If you see anything about queueing, upnp-main, or upnp-async then the threadpools are still happening. If you see the “New Named Thread” then you’re on the test code. To note, it can take a minute or two before anything shows up. JuPnP doesn’t start until after all your configs are loaded and bindings are about to load.

The old behaviour was, the device came back after about 10min, after poweroff/on. That really means pull out the power plug and plug in again.
Using the new lib, the device comes back immediately.

I will give you feedback tomorrow

I do see the “New Named Thread” entries.

2021-02-04 11:08:50.731 [DEBUG] [g.jupnp.OSGiUpnpServiceConfiguration] - Create New Named Thread upnp-notification
2021-02-04 11:08:50.812 [DEBUG] [g.jupnp.OSGiUpnpServiceConfiguration] - Create New Named Thread upnp-router
2021-02-04 11:08:50.815 [DEBUG] [g.jupnp.OSGiUpnpServiceConfiguration] - Create New Named Thread upnp-router
2021-02-04 11:08:50.816 [DEBUG] [g.jupnp.OSGiUpnpServiceConfiguration] - Create New Named Thread upnp-notification
2021-02-04 11:08:50.819 [DEBUG] [g.jupnp.OSGiUpnpServiceConfiguration] - Create New Named Thread upnp-router
2021-02-04 11:08:50.821 [DEBUG] [g.jupnp.OSGiUpnpServiceConfiguration] - Create New Named Thread upnp-notification
2021-02-04 11:08:50.821 [DEBUG] [g.jupnp.OSGiUpnpServiceConfiguration] - Create New Named Thread upnp-router
2021-02-04 11:08:50.824 [DEBUG] [g.jupnp.OSGiUpnpServiceConfiguration] - Create New Named Thread upnp-router
2021-02-04 11:08:50.825 [DEBUG] [g.jupnp.OSGiUpnpServiceConfiguration] - Create New Named Thread upnp-notification
2021-02-04 11:08:50.826 [DEBUG] [g.jupnp.OSGiUpnpServiceConfiguration] - Create New Named Thread upnp-router

In the standard openhab.log I have seen:
I do not know if this belongs to the jupnp lib change?

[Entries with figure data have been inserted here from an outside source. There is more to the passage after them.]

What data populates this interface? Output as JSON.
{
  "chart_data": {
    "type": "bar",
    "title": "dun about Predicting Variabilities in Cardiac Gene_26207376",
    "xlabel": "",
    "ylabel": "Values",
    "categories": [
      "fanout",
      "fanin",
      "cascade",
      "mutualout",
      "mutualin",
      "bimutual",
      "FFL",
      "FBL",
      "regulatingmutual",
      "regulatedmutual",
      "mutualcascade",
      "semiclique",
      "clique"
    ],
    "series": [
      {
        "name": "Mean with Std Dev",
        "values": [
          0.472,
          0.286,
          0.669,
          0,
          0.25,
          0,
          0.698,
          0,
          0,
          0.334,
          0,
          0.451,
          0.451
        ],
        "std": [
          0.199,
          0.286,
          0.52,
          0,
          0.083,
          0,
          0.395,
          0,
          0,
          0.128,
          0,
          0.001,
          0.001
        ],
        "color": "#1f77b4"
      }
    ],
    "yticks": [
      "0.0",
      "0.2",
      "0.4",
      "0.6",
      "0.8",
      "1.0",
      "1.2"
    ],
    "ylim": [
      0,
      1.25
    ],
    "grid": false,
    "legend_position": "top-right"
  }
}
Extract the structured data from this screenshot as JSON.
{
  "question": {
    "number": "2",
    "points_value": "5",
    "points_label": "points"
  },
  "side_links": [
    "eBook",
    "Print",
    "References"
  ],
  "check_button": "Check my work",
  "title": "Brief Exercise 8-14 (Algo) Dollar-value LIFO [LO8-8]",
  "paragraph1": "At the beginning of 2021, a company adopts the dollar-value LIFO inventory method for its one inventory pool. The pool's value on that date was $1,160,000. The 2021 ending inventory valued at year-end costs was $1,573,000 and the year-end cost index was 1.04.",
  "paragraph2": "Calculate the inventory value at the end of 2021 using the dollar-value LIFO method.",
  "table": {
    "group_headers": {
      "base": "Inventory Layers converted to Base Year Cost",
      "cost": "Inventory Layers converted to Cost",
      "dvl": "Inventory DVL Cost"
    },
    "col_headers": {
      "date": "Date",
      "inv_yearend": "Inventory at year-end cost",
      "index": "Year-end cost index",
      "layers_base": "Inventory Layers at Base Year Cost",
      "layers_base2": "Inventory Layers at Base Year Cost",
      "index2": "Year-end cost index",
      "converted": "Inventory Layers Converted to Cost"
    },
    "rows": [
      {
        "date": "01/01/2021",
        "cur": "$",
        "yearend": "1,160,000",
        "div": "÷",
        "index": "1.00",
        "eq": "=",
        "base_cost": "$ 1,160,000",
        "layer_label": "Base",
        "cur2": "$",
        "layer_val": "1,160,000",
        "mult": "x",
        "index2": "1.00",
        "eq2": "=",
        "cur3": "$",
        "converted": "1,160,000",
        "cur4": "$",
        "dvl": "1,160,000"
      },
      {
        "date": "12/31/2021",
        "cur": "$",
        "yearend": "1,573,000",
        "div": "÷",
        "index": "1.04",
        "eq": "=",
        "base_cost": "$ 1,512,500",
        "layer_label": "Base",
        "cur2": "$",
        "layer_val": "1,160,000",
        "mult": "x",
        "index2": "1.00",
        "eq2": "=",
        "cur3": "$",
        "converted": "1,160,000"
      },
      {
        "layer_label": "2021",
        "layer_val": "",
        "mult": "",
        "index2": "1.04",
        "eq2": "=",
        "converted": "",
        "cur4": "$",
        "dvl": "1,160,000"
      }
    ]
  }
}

2021-02-04 10:30:01.279 [WARN ] [mmon.WrappedScheduledExecutorService] - Scheduled runnable ended with an exception:
java.lang.OutOfMemoryError: unable to create native thread: possibly out of memory or process/resource limits reached
at java.lang.Thread.start0(Native Method) ~[?:?]
at java.lang.Thread.start(Thread.java:803) ~[?:?]
at java.util.concurrent.ThreadPoolExecutor.addWorker(ThreadPoolExecutor.java:937) ~[?:?]
at java.util.concurrent.ThreadPoolExecutor.ensurePrestart(ThreadPoolExecutor.java:1583) ~[?:?]
at java.util.concurrent.ScheduledThreadPoolExecutor.reExecutePeriodic(ScheduledThreadPoolExecutor.java:360) ~[?:?]
at java.util.concurrent.ScheduledThreadPoolExecutor$ScheduledFutureTask.run(ScheduledThreadPoolExecutor.java:307) ~[?:?]
at java.util.concurrent.ThreadPoolExecutor.runWorker(ThreadPoolExecutor.java:1128) [?:?]
at java.util.concurrent.ThreadPoolExecutor$Worker.run(ThreadPoolExecutor.java:628) [?:?]
at java.lang.Thread.run(Thread.java:834) [?:?]

Have you only seen the OutOfMemoryError since loading the new jar? I’ve seen that recently on other threads but it’s not related to this AFAIK.

Yes, but I did also update to latest openhab snapshot yesterday - so hard to say, maybe also the openhab update had an influence

Till yesterday I have seen this message only once.